Secondo la stessa logica si dovrebbe incoraggiare la decrescita dei sistemi di trasporto più costosi in termini di risorse, su tutti automobile e motociclette, ma anche aerei, a favore di sistemi di trasporto meno costosi, la bicicletta su tutti (vedi anche la pagina sui costi energetici) ma anche i trasporti pubblici.
Purtroppo in un mondo dominato dal mito della crescita a qualsiasi costo avviene esattamente il contrario: si privilegiano i mezzi di trasporto più costosi perché fanno crescere il PIL, e per lo stesso motivo si privilegia un'alimentazione a base di carne rispetto alla più economica alimentazione vegetariana. Qui il mito della crescita si fonde con quello degli stili di vita lussuosi. Si preferisce usare l'auto e mangiare carne proprio perché essendo costosi sono visti come simbolo di ricchezza e di lusso!

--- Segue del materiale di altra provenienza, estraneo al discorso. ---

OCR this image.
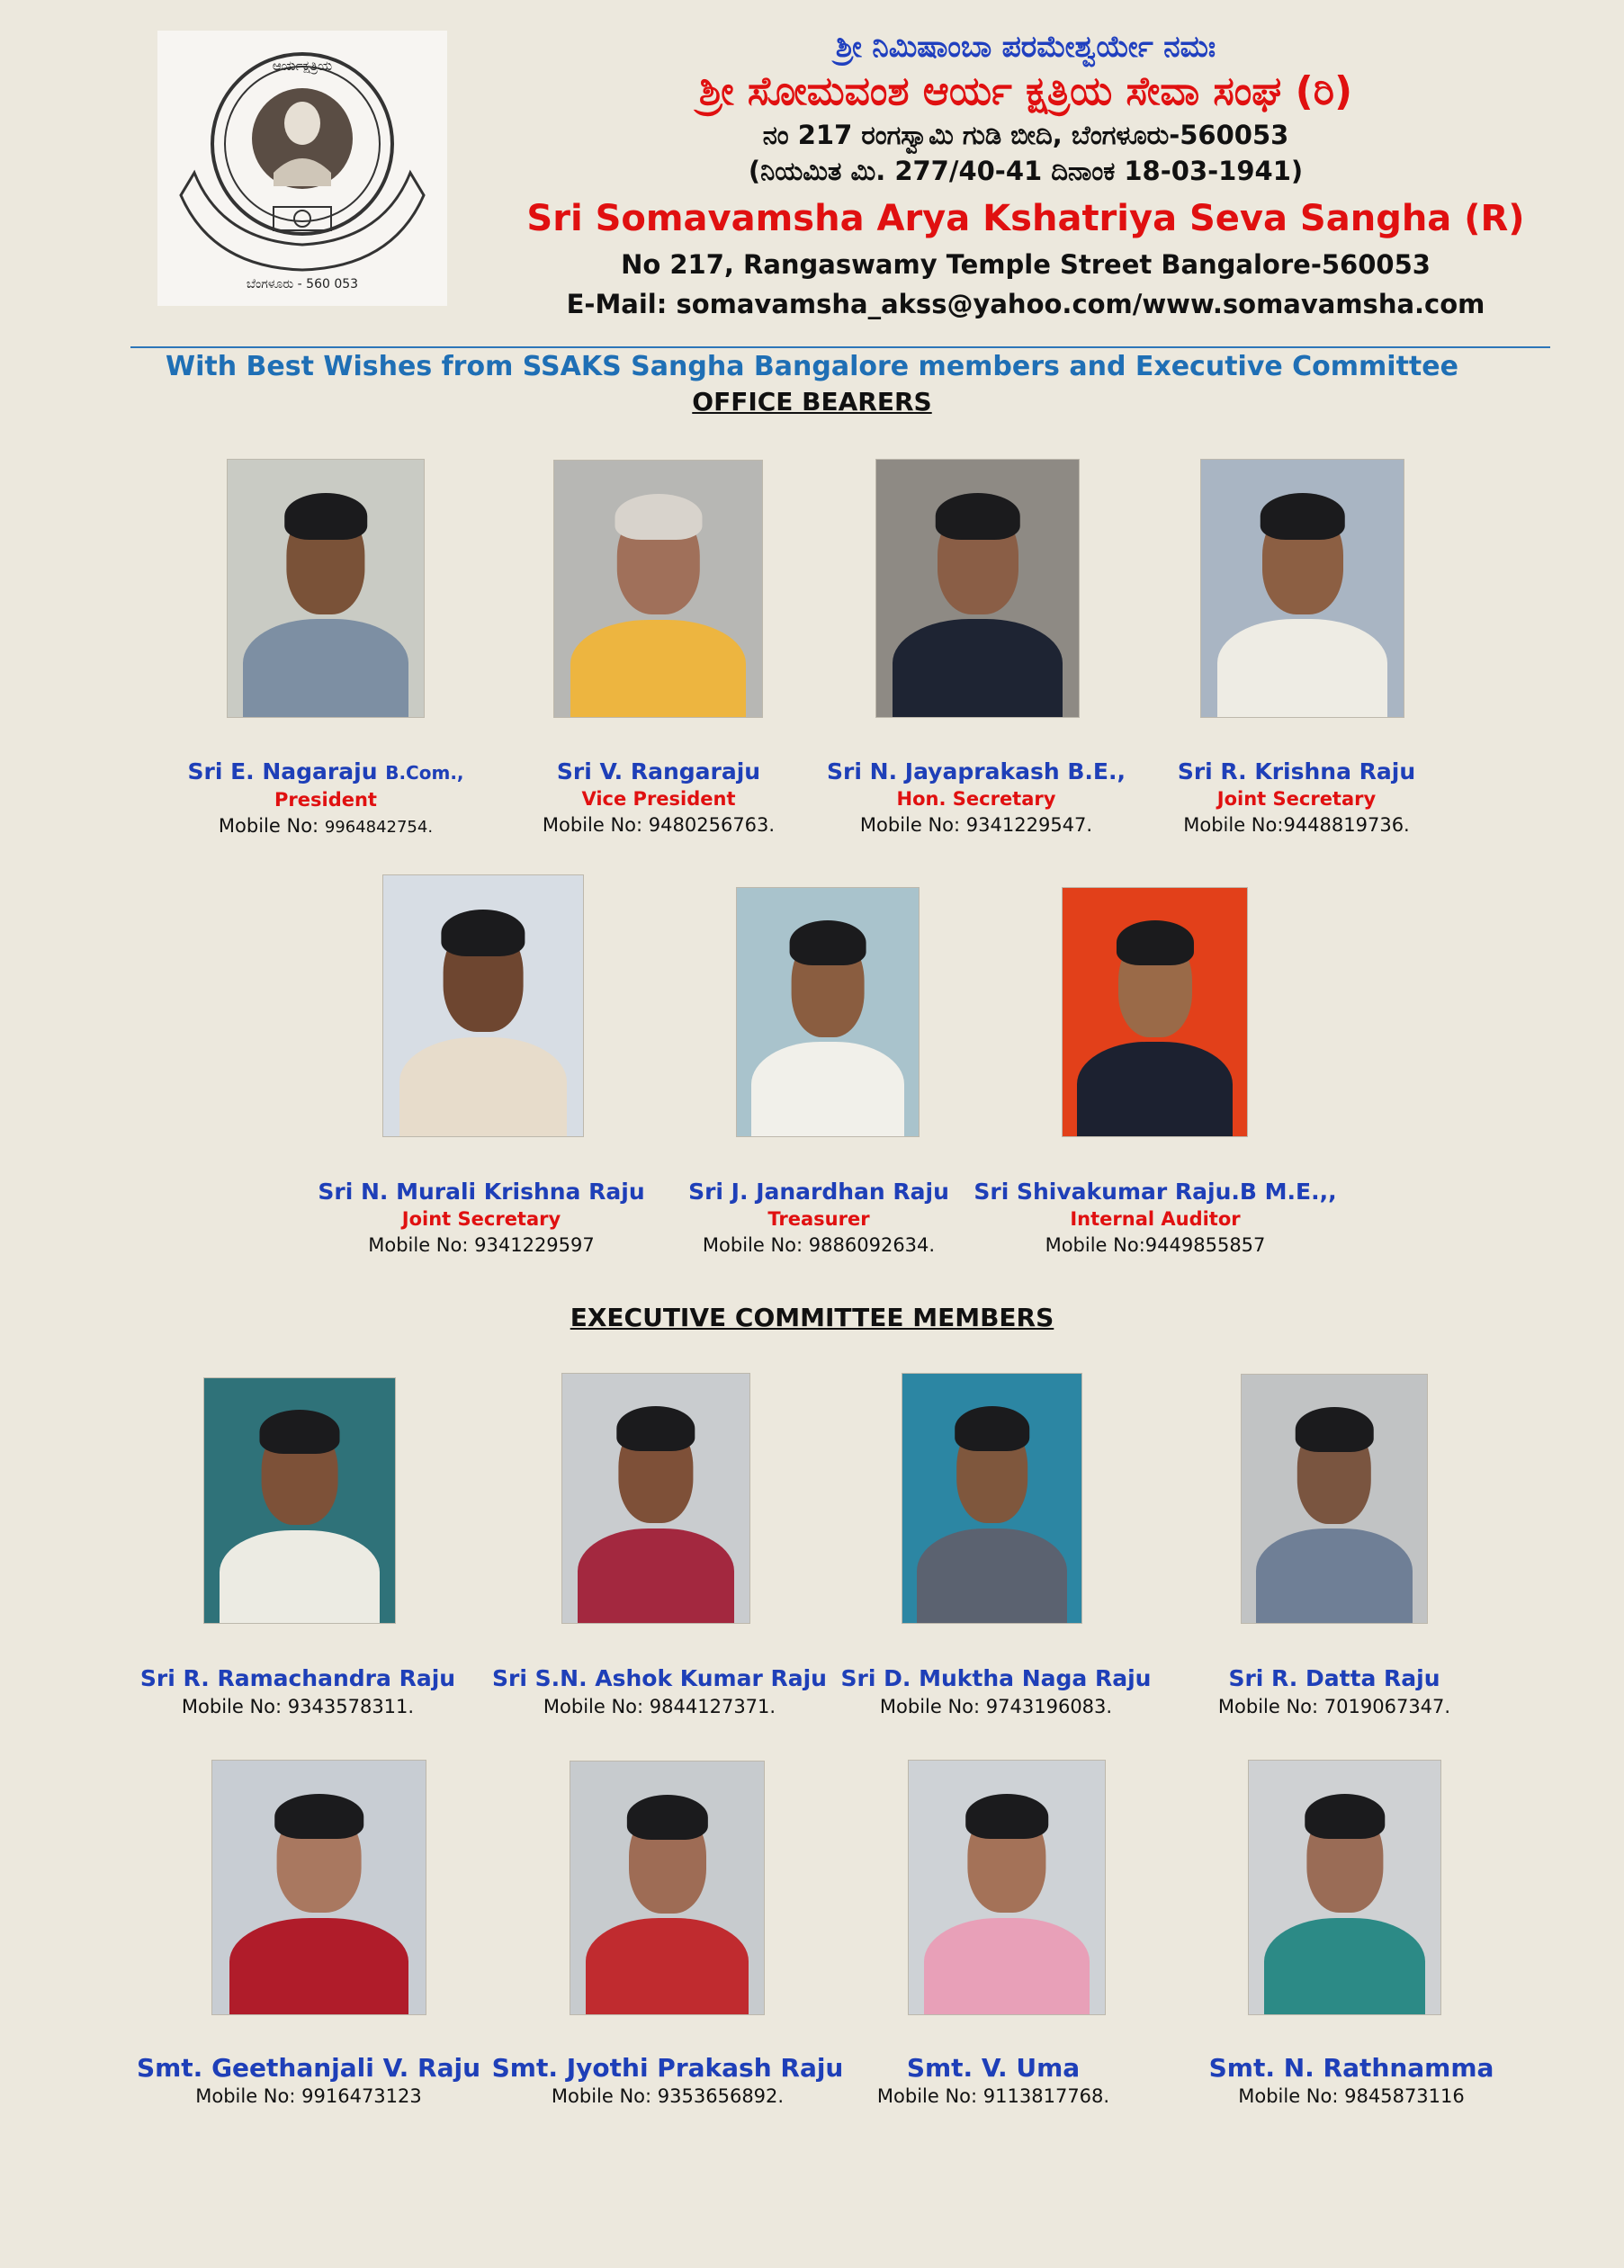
ಆರ್ಯಕ್ಷತ್ರಿಯ
ಬೆಂಗಳೂರು - 560 053
ಶ್ರೀ ನಿಮಿಷಾಂಬಾ ಪರಮೇಶ್ವರ್ಯೇ ನಮಃ
ಶ್ರೀ ಸೋಮವಂಶ ಆರ್ಯ ಕ್ಷತ್ರಿಯ ಸೇವಾ ಸಂಘ (ರಿ)
ನಂ 217 ರಂಗಸ್ವಾಮಿ ಗುಡಿ ಬೀದಿ, ಬೆಂಗಳೂರು-560053
(ನಿಯಮಿತ ಮಿ. 277/40-41 ದಿನಾಂಕ 18-03-1941)
Sri Somavamsha Arya Kshatriya Seva Sangha (R)
No 217, Rangaswamy Temple Street Bangalore-560053
E-Mail: somavamsha_akss@yahoo.com/www.somavamsha.com
With Best Wishes from SSAKS Sangha Bangalore members and Executive Committee
OFFICE BEARERS
Sri E. Nagaraju B.Com.,
President
Mobile No: 9964842754.
Sri V. Rangaraju
Vice President
Mobile No: 9480256763.
Sri N. Jayaprakash B.E.,
Hon. Secretary
Mobile No: 9341229547.
Sri R. Krishna Raju
Joint Secretary
Mobile No:9448819736.
Sri N. Murali Krishna Raju
Joint Secretary
Mobile No: 9341229597
Sri J. Janardhan Raju
Treasurer
Mobile No: 9886092634.
Sri Shivakumar Raju.B M.E.,,
Internal Auditor
Mobile No:9449855857
EXECUTIVE COMMITTEE MEMBERS
Sri R. Ramachandra Raju
Mobile No: 9343578311.
Sri S.N. Ashok Kumar Raju
Mobile No: 9844127371.
Sri D. Muktha Naga Raju
Mobile No: 9743196083.
Sri R. Datta Raju
Mobile No: 7019067347.
Smt. Geethanjali V. Raju
Mobile No: 9916473123
Smt. Jyothi Prakash Raju
Mobile No: 9353656892.
Smt. V. Uma
Mobile No: 9113817768.
Smt. N. Rathnamma
Mobile No: 9845873116
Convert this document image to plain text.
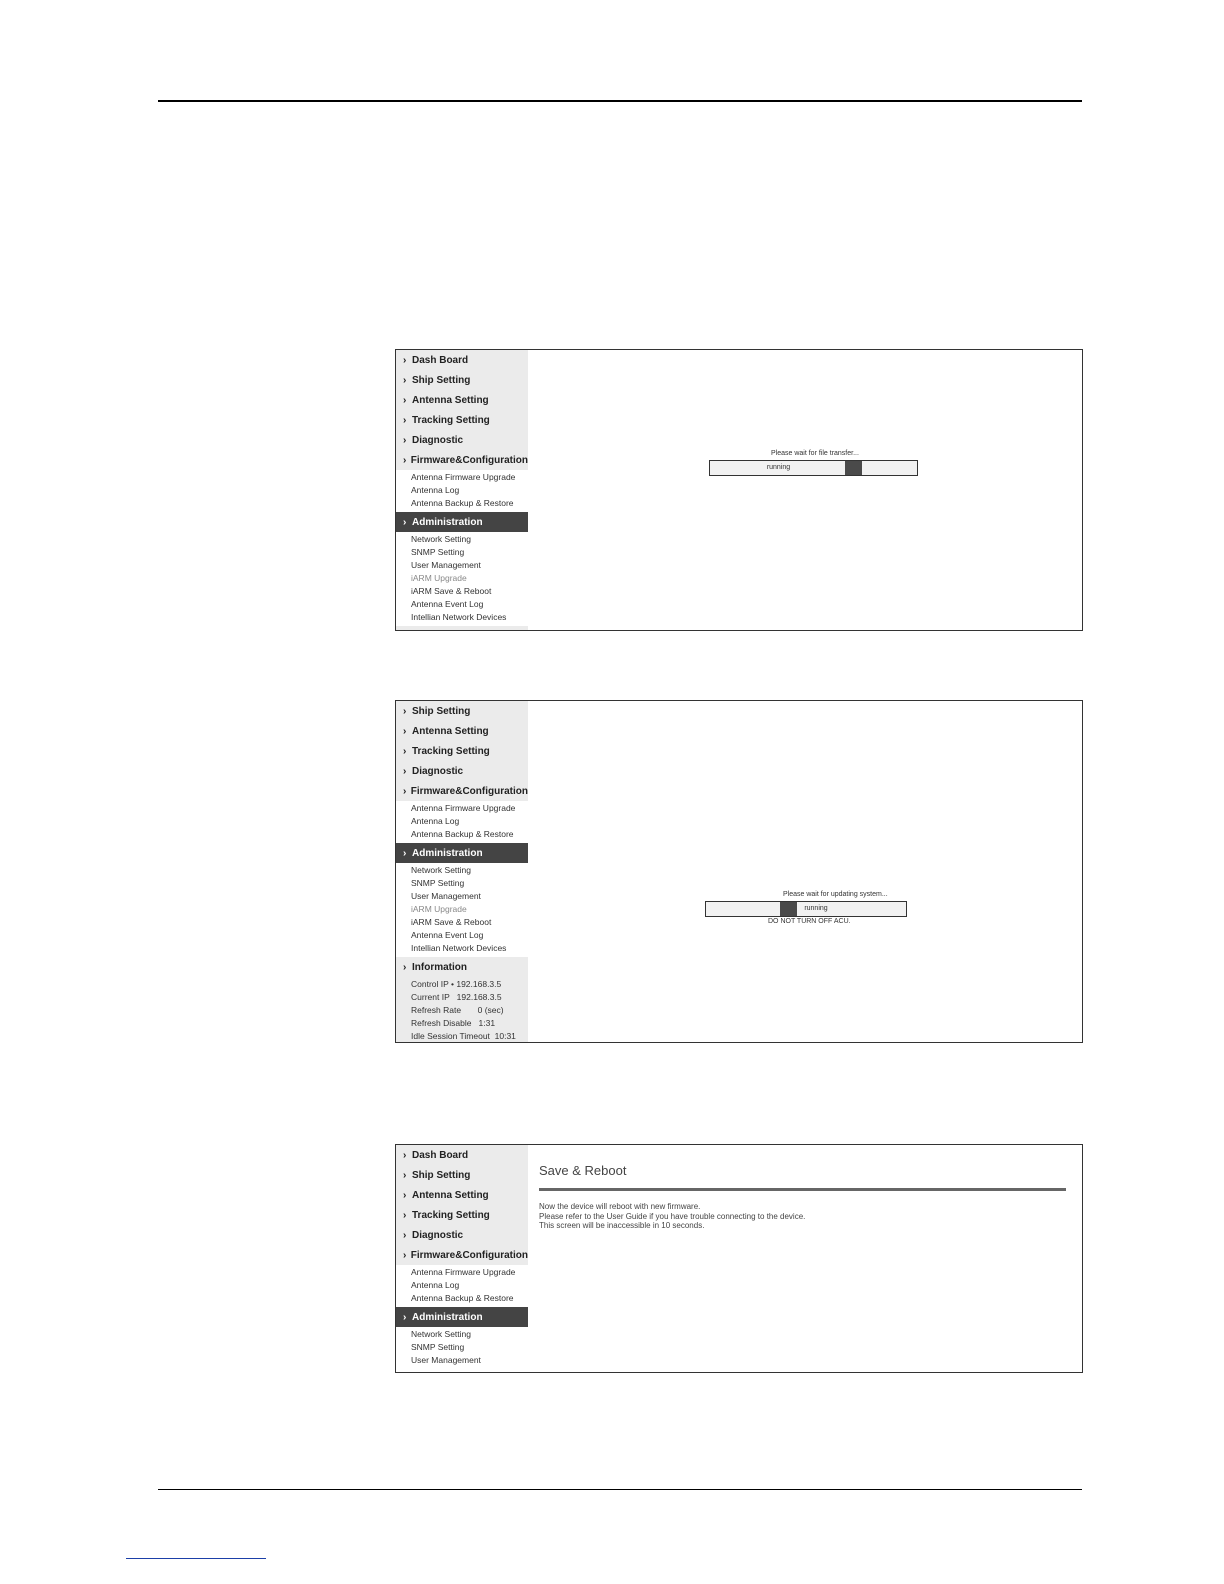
› Dash Board
› Ship Setting
› Antenna Setting
› Tracking Setting
› Diagnostic
› Firmware&Configuration
Antenna Firmware Upgrade
Antenna Log
Antenna Backup & Restore
› Administration
Network Setting
SNMP Setting
User Management
iARM Upgrade
iARM Save & Reboot
Antenna Event Log
Intellian Network Devices
Please wait for file transfer...
running
› Ship Setting
› Antenna Setting
› Tracking Setting
› Diagnostic
› Firmware&Configuration
Antenna Firmware Upgrade
Antenna Log
Antenna Backup & Restore
› Administration
Network Setting
SNMP Setting
User Management
iARM Upgrade
iARM Save & Reboot
Antenna Event Log
Intellian Network Devices
› Information
Control IP • 192.168.3.5
Current IP   192.168.3.5
Refresh Rate       0 (sec)
Refresh Disable   1:31
Idle Session Timeout  10:31
Please wait for updating system...
running
DO NOT TURN OFF ACU.
› Dash Board
› Ship Setting
› Antenna Setting
› Tracking Setting
› Diagnostic
› Firmware&Configuration
Antenna Firmware Upgrade
Antenna Log
Antenna Backup & Restore
› Administration
Network Setting
SNMP Setting
User Management
Save & Reboot
Now the device will reboot with new firmware.
Please refer to the User Guide if you have trouble connecting to the device.
This screen will be inaccessible in 10 seconds.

La follia di fondo di questa religione del PIL o GNP può essere paragonata a quella della corsa dei lemming, i piccoli roditori scandinavi che secondo una leggenda scientifica si lancerebbero periodicamente in una folle corsa destinata a concludersi precipitando in mare in uno spettacolare suicidio di massa. I lemming corrono all'impazzata, ogni lemming non sa dove stia andando ma vede tutti gli altri lemming che corrono tutti nella stessa direzione e capisce una sola cosa, che deve correre anche lui, che non deve restare indietro, che deve stare al passo ... il tutto appunto senza sapere bene dove sia diretto, la corsa dei lemming è fine a se stessa.
Corsa folle eppure un lemming anticonformista o deviante che si ribellasse a questa follia cercando di rallentare o fermare la corsa rischierebbe solo di essere travolto e schiacciato dalla massa dei lemming lanciati nella loro folle corsa.